The Tampa Bay Times ran a nice article recently featuring Treasure Island triathlete Jackie Yost and her husband Larry. Jackie was recently inducted into the USA Triathlon Florida Region Hall Of Fame. Their home is filled with ribbons and trophies collected over years of competing in triathlons, Ironman races, 15 K's and fun runs. Jackie is 88. She and her husband have been married 66 years. She only began competing when she turned 65 like so many other cyclists I've met. She is very unassuming and expresses surprise people think what she does at her age is unusual. She believes anyone could and should do it.
She and her husband do long runs on the weekend and play golf. During the week they are up early. On Mondays and Wednesdays they swim and bike. On Tuesdays they do gym workouts and track training. They do longer runs on Thursdays along with additional gym work. But Friday she does open swimming. It's her favorite day.
Jackie probably had an advantage most of us don't have since she had a degree in physical education from the University North Carolina- Greensboro and has worked as a recreation director, athletic director and coach for many sports over the years.
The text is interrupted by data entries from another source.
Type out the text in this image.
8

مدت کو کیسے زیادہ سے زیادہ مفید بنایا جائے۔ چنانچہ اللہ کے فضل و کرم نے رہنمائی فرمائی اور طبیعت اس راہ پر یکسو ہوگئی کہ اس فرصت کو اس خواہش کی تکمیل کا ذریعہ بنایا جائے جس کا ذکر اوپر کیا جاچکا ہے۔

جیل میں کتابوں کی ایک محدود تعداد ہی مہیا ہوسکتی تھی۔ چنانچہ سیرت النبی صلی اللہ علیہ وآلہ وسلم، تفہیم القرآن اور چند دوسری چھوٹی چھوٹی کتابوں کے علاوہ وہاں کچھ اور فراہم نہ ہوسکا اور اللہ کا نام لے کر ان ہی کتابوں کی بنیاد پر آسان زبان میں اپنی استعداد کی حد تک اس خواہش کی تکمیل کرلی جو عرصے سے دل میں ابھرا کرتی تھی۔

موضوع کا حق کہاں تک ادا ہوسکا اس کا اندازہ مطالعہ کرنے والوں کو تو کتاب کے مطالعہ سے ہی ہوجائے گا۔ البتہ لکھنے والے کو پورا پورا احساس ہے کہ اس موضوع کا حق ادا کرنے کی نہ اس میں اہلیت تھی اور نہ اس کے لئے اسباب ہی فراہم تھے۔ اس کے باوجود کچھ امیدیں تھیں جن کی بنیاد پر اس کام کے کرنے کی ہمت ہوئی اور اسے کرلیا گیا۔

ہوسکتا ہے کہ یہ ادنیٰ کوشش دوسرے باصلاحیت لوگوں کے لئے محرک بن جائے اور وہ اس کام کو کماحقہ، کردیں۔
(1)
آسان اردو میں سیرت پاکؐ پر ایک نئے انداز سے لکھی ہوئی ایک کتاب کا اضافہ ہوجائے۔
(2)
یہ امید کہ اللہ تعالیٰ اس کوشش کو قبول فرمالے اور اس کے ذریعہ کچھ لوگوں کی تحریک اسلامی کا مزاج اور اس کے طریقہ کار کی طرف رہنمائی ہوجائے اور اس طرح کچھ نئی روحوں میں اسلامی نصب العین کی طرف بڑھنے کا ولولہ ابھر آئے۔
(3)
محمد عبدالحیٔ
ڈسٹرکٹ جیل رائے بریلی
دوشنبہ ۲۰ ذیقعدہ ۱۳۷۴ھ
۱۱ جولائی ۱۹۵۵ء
Jackie and Larry may be unusual to many people but not necessarily so to cyclists. Our sport, like swimming, is filled with people in their 80s and even into their 90s who continue to ride and compete. I saw Ray recently at a Caloosa Riders Bicycle Club meeting in Ft. Myers. I've written about Ray before. Ray is now 90 and still rides weekly with the club and currently holds the speed record for his age, again.
I have a client in Tampa who is 87 and enjoys riding several times a week even after suffering his first cycling related crash last year. You may also remember Ruth of the Sarasota Manatee Bicycle Club who I have mentioned in the past. Ruth rode weekly with the club until she turned 90. I once asked Ruth how it was she remained on the bike all those years. Her response was so appropriate, "well I just never stopped." Hopefully, neither will we.